I am proud of how I responded. In the past, I would have obsessed and worried over this conversation, and been paralyzed by fear. That day, I decided to let nourishing myself be my guide. I bought supplement drinks to add more calories, asked a friend to cook for me on occasion on evenings when I am on my own, and asked a couple friends to pray for an increased appetite and for weight gain.

Since that hallway conversation, I have taken care to make three meals a day a habit again regardless of whether I feel hunger or not. I am not overwhelmed by the situation. I know I can improve it one meal at a time. So far I have gained back about four pounds, and have my sights on gaining another five. When I hit that weight, I will aim for another five pounds.

TRUST and NOURISH really do seem to be the most appropriate words for me to meditate on in this season of my life. They offer the next steps in self-care that were initiated when I chose the word gentle in 2015. I am in a season of rest, healing, and becoming my best self. Those goals will be achieved as I trust God, myself, and others and as I nourish my body, mind, and spirit.

Tuesday, February 2, 2016

My Latest Classroom

This ice rink where I've been taking lessons for the past few months has become my newest classroom for the "Advanced Life Degree" I'm pursuing.

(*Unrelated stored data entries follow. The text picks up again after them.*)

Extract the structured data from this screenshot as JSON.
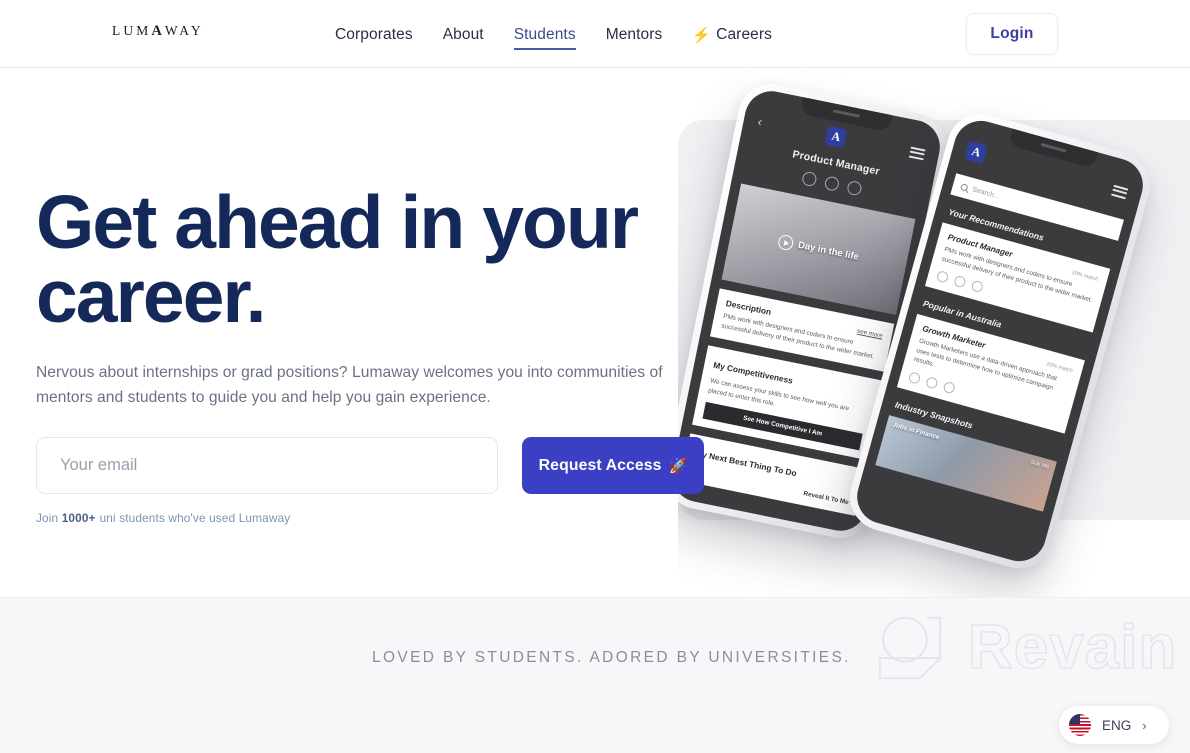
{
  "brand": {
    "name": "LUMAWAY",
    "letters_pre": "LUM",
    "letter_a": "A",
    "letters_post": "WAY"
  },
  "nav": {
    "items": [
      {
        "label": "Corporates",
        "active": false,
        "emoji": ""
      },
      {
        "label": "About",
        "active": false,
        "emoji": ""
      },
      {
        "label": "Students",
        "active": true,
        "emoji": ""
      },
      {
        "label": "Mentors",
        "active": false,
        "emoji": ""
      },
      {
        "label": "Careers",
        "active": false,
        "emoji": "⚡"
      }
    ],
    "login_label": "Login"
  },
  "hero": {
    "title_line1": "Get ahead in your",
    "title_line2": "career.",
    "subtitle": "Nervous about internships or grad positions? Lumaway welcomes you into communities of mentors and students to guide you and help you gain experience.",
    "email_placeholder": "Your email",
    "email_value": "",
    "cta_label": "Request Access",
    "cta_emoji": "🚀",
    "join_prefix": "Join",
    "join_count": "1000+",
    "join_suffix": "uni students who've used Lumaway",
    "title_color": "#14295a",
    "cta_color": "#3a3fc4"
  },
  "mockup": {
    "phone_left": {
      "back_icon": "‹",
      "app_logo": "A",
      "menu_icon": "hamburger",
      "screen_title": "Product Manager",
      "video_label": "Day in the life",
      "cards": [
        {
          "title": "Description",
          "link": "see more",
          "body": "PMs work with designers and coders to ensure successful delivery of their product to the wider market."
        },
        {
          "title": "My Competitiveness",
          "body": "We can assess your skills to see how well you are placed to enter this role.",
          "button": "See How Competitive I Am"
        },
        {
          "title": "My Next Best Thing To Do",
          "button_ghost": "Reveal It To Me"
        }
      ]
    },
    "phone_right": {
      "app_logo": "A",
      "menu_icon": "hamburger",
      "search_placeholder": "Search...",
      "sections": [
        {
          "heading": "Your Recommendations",
          "card_title": "Product Manager",
          "card_meta": "20% match",
          "card_body": "PMs work with designers and coders to ensure successful delivery of their product to the wider market."
        },
        {
          "heading": "Popular in Australia",
          "card_title": "Growth Marketer",
          "card_meta": "20% match",
          "card_body": "Growth Marketers use a data-driven approach that uses tests to determine how to optimize campaign results."
        }
      ],
      "snapshot_heading": "Industry Snapshots",
      "snapshot_label": "Jobs in Finance",
      "snapshot_meta": "Sub Me"
    }
  },
  "band": {
    "title": "LOVED BY STUDENTS. ADORED BY UNIVERSITIES.",
    "partner_logo": "Revain"
  },
  "language": {
    "flag": "us-flag-icon",
    "label": "ENG",
    "chevron": "›"
  }
}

Part of the curriculum covers Facing Fears and Being Gentle with Oneself.  If you read 300 Rejections with any regularity, you'll know that these items are frequently repeated on the syllabus.  This degree I'm getting is heavy in the "the lessons will be presented repeatedly until it seems you've finally gotten it." It could take a semester or in the case of fear and gentleness decades.

I've started doing harder stuff on the ice and in these hard moments, I am reintroduced to my constant companion, Fear. The past few classes I could tell that my fears of falling and not doing the techniques correctly were getting in the way of enjoying the class. Tonight's lesson presented itself when I fell on the ice. I prided myself on the fact that I hadn't fallen in previous classes. I wore it like a gold medal around my neck. 

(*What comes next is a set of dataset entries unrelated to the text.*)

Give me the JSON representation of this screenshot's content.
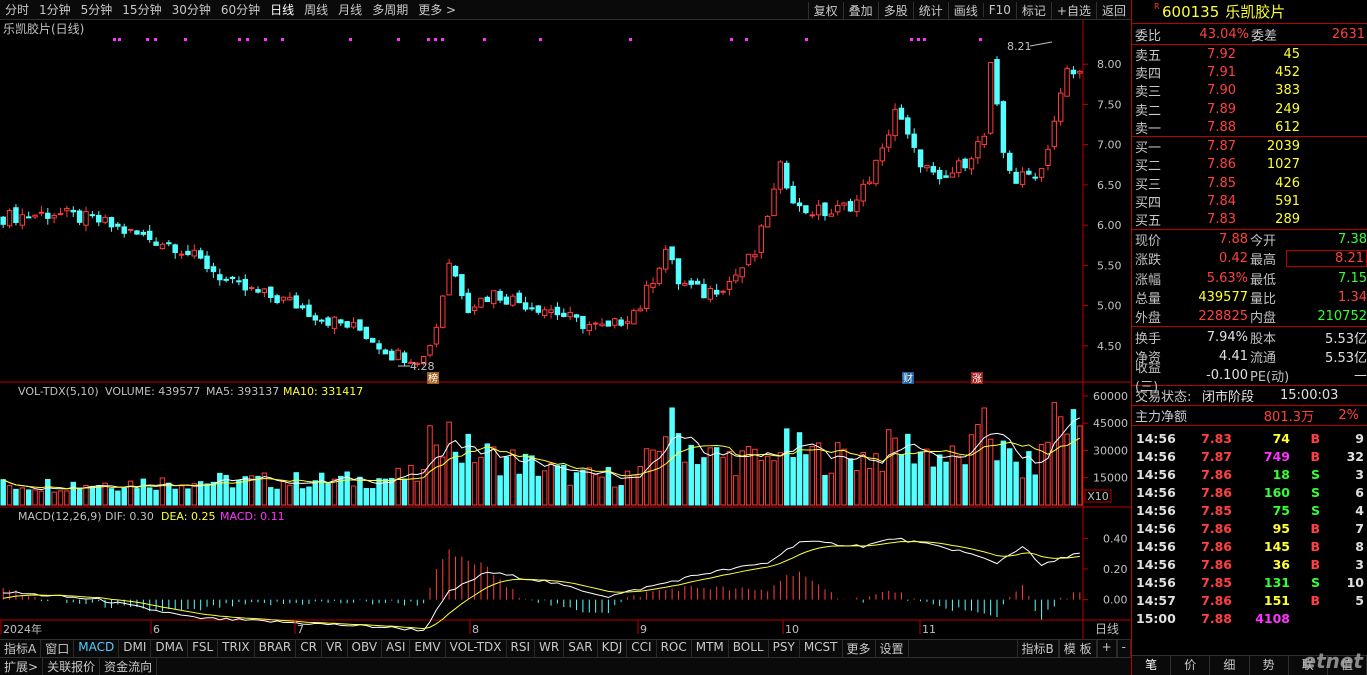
{
  "toolbar": {
    "periods": [
      "分时",
      "1分钟",
      "5分钟",
      "15分钟",
      "30分钟",
      "60分钟",
      "日线",
      "周线",
      "月线",
      "多周期",
      "更多 >"
    ],
    "right": [
      "复权",
      "叠加",
      "多股",
      "统计",
      "画线",
      "F10",
      "标记",
      "+自选",
      "返回"
    ]
  },
  "main": {
    "title": "乐凯胶片(日线)",
    "high_label": "8.21",
    "low_label": "4.28",
    "y_ticks": [
      "8.00",
      "7.50",
      "7.00",
      "6.50",
      "6.00",
      "5.50",
      "5.00",
      "4.50"
    ],
    "markers": [
      {
        "text": "榜",
        "color": "#a06020"
      },
      {
        "text": "财",
        "color": "#2060a0"
      },
      {
        "text": "涨",
        "color": "#a02020"
      }
    ]
  },
  "volume": {
    "title": "VOL-TDX(5,10)",
    "volume": "VOLUME: 439577",
    "ma5": "MA5: 393137",
    "ma10": "MA10: 331417",
    "y_ticks": [
      "60000",
      "45000",
      "30000",
      "15000"
    ],
    "unit": "X10"
  },
  "macd": {
    "title": "MACD(12,26,9)",
    "dif": "DIF: 0.30",
    "dea": "DEA: 0.25",
    "macd": "MACD: 0.11",
    "y_ticks": [
      "0.40",
      "0.20",
      "0.00"
    ]
  },
  "x_axis": {
    "labels": [
      "2024年",
      "6",
      "7",
      "8",
      "9",
      "10",
      "11"
    ],
    "period": "日线"
  },
  "indicators": {
    "tabs": [
      "指标A",
      "窗口",
      "MACD",
      "DMI",
      "DMA",
      "FSL",
      "TRIX",
      "BRAR",
      "CR",
      "VR",
      "OBV",
      "ASI",
      "EMV",
      "VOL-TDX",
      "RSI",
      "WR",
      "SAR",
      "KDJ",
      "CCI",
      "ROC",
      "MTM",
      "BOLL",
      "PSY",
      "MCST",
      "更多",
      "设置"
    ],
    "right": [
      "指标B",
      "模 板",
      "+",
      "-"
    ]
  },
  "bottom_tabs": [
    "扩展>",
    "关联报价",
    "资金流向"
  ],
  "colors": {
    "up": "#ff3c3c",
    "down": "#54ffff",
    "accent": "#b00000"
  },
  "quote": {
    "code": "600135",
    "name": "乐凯胶片",
    "marker": "R",
    "weibi_l": "委比",
    "weibi": "43.04%",
    "weicha_l": "委差",
    "weicha": "2631",
    "asks": [
      [
        "卖五",
        "7.92",
        "45"
      ],
      [
        "卖四",
        "7.91",
        "452"
      ],
      [
        "卖三",
        "7.90",
        "383"
      ],
      [
        "卖二",
        "7.89",
        "249"
      ],
      [
        "卖一",
        "7.88",
        "612"
      ]
    ],
    "bids": [
      [
        "买一",
        "7.87",
        "2039"
      ],
      [
        "买二",
        "7.86",
        "1027"
      ],
      [
        "买三",
        "7.85",
        "426"
      ],
      [
        "买四",
        "7.84",
        "591"
      ],
      [
        "买五",
        "7.83",
        "289"
      ]
    ],
    "stats": [
      [
        "现价",
        "7.88",
        "今开",
        "7.38"
      ],
      [
        "涨跌",
        "0.42",
        "最高",
        "8.21"
      ],
      [
        "涨幅",
        "5.63%",
        "最低",
        "7.15"
      ],
      [
        "总量",
        "439577",
        "量比",
        "1.34"
      ],
      [
        "外盘",
        "228825",
        "内盘",
        "210752"
      ]
    ],
    "stats2": [
      [
        "换手",
        "7.94%",
        "股本",
        "5.53亿"
      ],
      [
        "净资",
        "4.41",
        "流通",
        "5.53亿"
      ],
      [
        "收益(三)",
        "-0.100",
        "PE(动)",
        "—"
      ]
    ],
    "status_l": "交易状态:",
    "status": "闭市阶段",
    "status_t": "15:00:03",
    "flow_l": "主力净额",
    "flow": "801.3万",
    "flow_pct": "2%",
    "trades": [
      [
        "14:56",
        "7.83",
        "74",
        "B",
        "9"
      ],
      [
        "14:56",
        "7.87",
        "749",
        "B",
        "32"
      ],
      [
        "14:56",
        "7.86",
        "18",
        "S",
        "3"
      ],
      [
        "14:56",
        "7.86",
        "160",
        "S",
        "6"
      ],
      [
        "14:56",
        "7.85",
        "75",
        "S",
        "4"
      ],
      [
        "14:56",
        "7.86",
        "95",
        "B",
        "7"
      ],
      [
        "14:56",
        "7.86",
        "145",
        "B",
        "8"
      ],
      [
        "14:56",
        "7.86",
        "36",
        "B",
        "3"
      ],
      [
        "14:56",
        "7.85",
        "131",
        "S",
        "10"
      ],
      [
        "14:57",
        "7.86",
        "151",
        "B",
        "5"
      ],
      [
        "15:00",
        "7.88",
        "4108",
        "",
        ""
      ]
    ],
    "tabs": [
      "笔",
      "价",
      "细",
      "势",
      "联",
      "值"
    ],
    "watermark": "etnet"
  },
  "chart_data": {
    "type": "candlestick",
    "close_points": [
      [
        0,
        6.1
      ],
      [
        8,
        6.15
      ],
      [
        15,
        6.05
      ],
      [
        20,
        5.9
      ],
      [
        27,
        5.75
      ],
      [
        32,
        5.5
      ],
      [
        36,
        5.25
      ],
      [
        40,
        5.15
      ],
      [
        45,
        5.05
      ],
      [
        50,
        4.85
      ],
      [
        56,
        4.7
      ],
      [
        61,
        4.4
      ],
      [
        66,
        4.35
      ],
      [
        68,
        4.75
      ],
      [
        70,
        5.55
      ],
      [
        73,
        5.0
      ],
      [
        77,
        5.15
      ],
      [
        81,
        5.05
      ],
      [
        86,
        4.95
      ],
      [
        90,
        4.8
      ],
      [
        95,
        4.7
      ],
      [
        100,
        5.0
      ],
      [
        104,
        5.7
      ],
      [
        106,
        5.3
      ],
      [
        110,
        5.15
      ],
      [
        114,
        5.3
      ],
      [
        118,
        5.65
      ],
      [
        121,
        6.4
      ],
      [
        122,
        6.7
      ],
      [
        125,
        6.2
      ],
      [
        130,
        6.15
      ],
      [
        134,
        6.3
      ],
      [
        138,
        6.9
      ],
      [
        140,
        7.45
      ],
      [
        143,
        6.9
      ],
      [
        147,
        6.5
      ],
      [
        151,
        6.8
      ],
      [
        154,
        7.1
      ],
      [
        155,
        7.95
      ],
      [
        157,
        6.9
      ],
      [
        159,
        6.55
      ],
      [
        163,
        6.7
      ],
      [
        165,
        7.3
      ],
      [
        167,
        7.9
      ],
      [
        168,
        7.88
      ]
    ],
    "vol_points": [
      [
        0,
        20
      ],
      [
        30,
        24
      ],
      [
        55,
        25
      ],
      [
        66,
        30
      ],
      [
        68,
        88
      ],
      [
        72,
        55
      ],
      [
        80,
        45
      ],
      [
        90,
        28
      ],
      [
        100,
        30
      ],
      [
        104,
        80
      ],
      [
        110,
        50
      ],
      [
        120,
        45
      ],
      [
        121,
        60
      ],
      [
        124,
        55
      ],
      [
        130,
        48
      ],
      [
        138,
        50
      ],
      [
        140,
        62
      ],
      [
        150,
        45
      ],
      [
        153,
        60
      ],
      [
        154,
        105
      ],
      [
        156,
        58
      ],
      [
        160,
        35
      ],
      [
        163,
        48
      ],
      [
        165,
        95
      ],
      [
        168,
        82
      ]
    ],
    "macd_points": [
      [
        0,
        0.05
      ],
      [
        15,
        0.0
      ],
      [
        30,
        -0.12
      ],
      [
        45,
        -0.15
      ],
      [
        60,
        -0.18
      ],
      [
        66,
        -0.2
      ],
      [
        70,
        0.05
      ],
      [
        76,
        0.18
      ],
      [
        85,
        0.12
      ],
      [
        95,
        0.02
      ],
      [
        103,
        0.1
      ],
      [
        110,
        0.17
      ],
      [
        120,
        0.24
      ],
      [
        125,
        0.38
      ],
      [
        135,
        0.35
      ],
      [
        140,
        0.4
      ],
      [
        150,
        0.32
      ],
      [
        156,
        0.24
      ],
      [
        160,
        0.35
      ],
      [
        163,
        0.22
      ],
      [
        168,
        0.3
      ]
    ],
    "y_range": [
      4.2,
      8.35
    ],
    "vol_max": 66000,
    "macd_range": [
      -0.12,
      0.5
    ]
  }
}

I'm not going to say I made myself fall because I didn't. It wasn't a dramatic fall either. In fact, my teacher skated up to me and said, "That was a very graceful fall. I just heard a little thud." I don't know exactly what caused me to fall technique-wise, but I can say that even as I was going down, I heard myself say, "This needed to happen." I fell without hitting my head and landed on my back. I laid still for a second to access if I'd hurt anything and then regroup before standing up. I brushed off the ice from my leggings and smiled at my teacher. 

"Well, that's over." I went back to skating.

It's the same lesson I learned on the stand-up paddle board yoga class a few summers back. The first class I took I prided myself on staying on the board and dry the entire class. The next class I realized that falling in the water was not a form of failure, and when I allowed myself to slip into the water it was powerful moment of surrender and letting go of unimportant expectations to which I hold myself.

See, I create arbitrary rules for myself like, You'll be more successful at skating if you don't fall down. Says who? Who the hell cares if I fall? (I might have cared more had I hurt myself, but thankfully I did not hurt one bit.)

I skated better after the fall. The undo, unnecessary, and unrealistic expectation that I didn't fall became pressure that kept me from enjoying the lessons. With a fall under my belt, I was free to move with more ease.  Falling on the ice was no longer something to avoid or a fear of something unknown.

By the end of class, I was doing back crossovers quite well--a skill that has taken me weeks to get the hang of. In some cases, I'm a slow learner. It is taking repeated lessons to teach me that it's isn't a big deal to fall--or fail--it's just important that I keep getting back on my feet.

It is no coincidence that it was at the end of THIS class--the one where the fall occurred, where I finally relaxed and enjoyed myself--that my teacher said, "You're a skater. You are getting the hang of it!"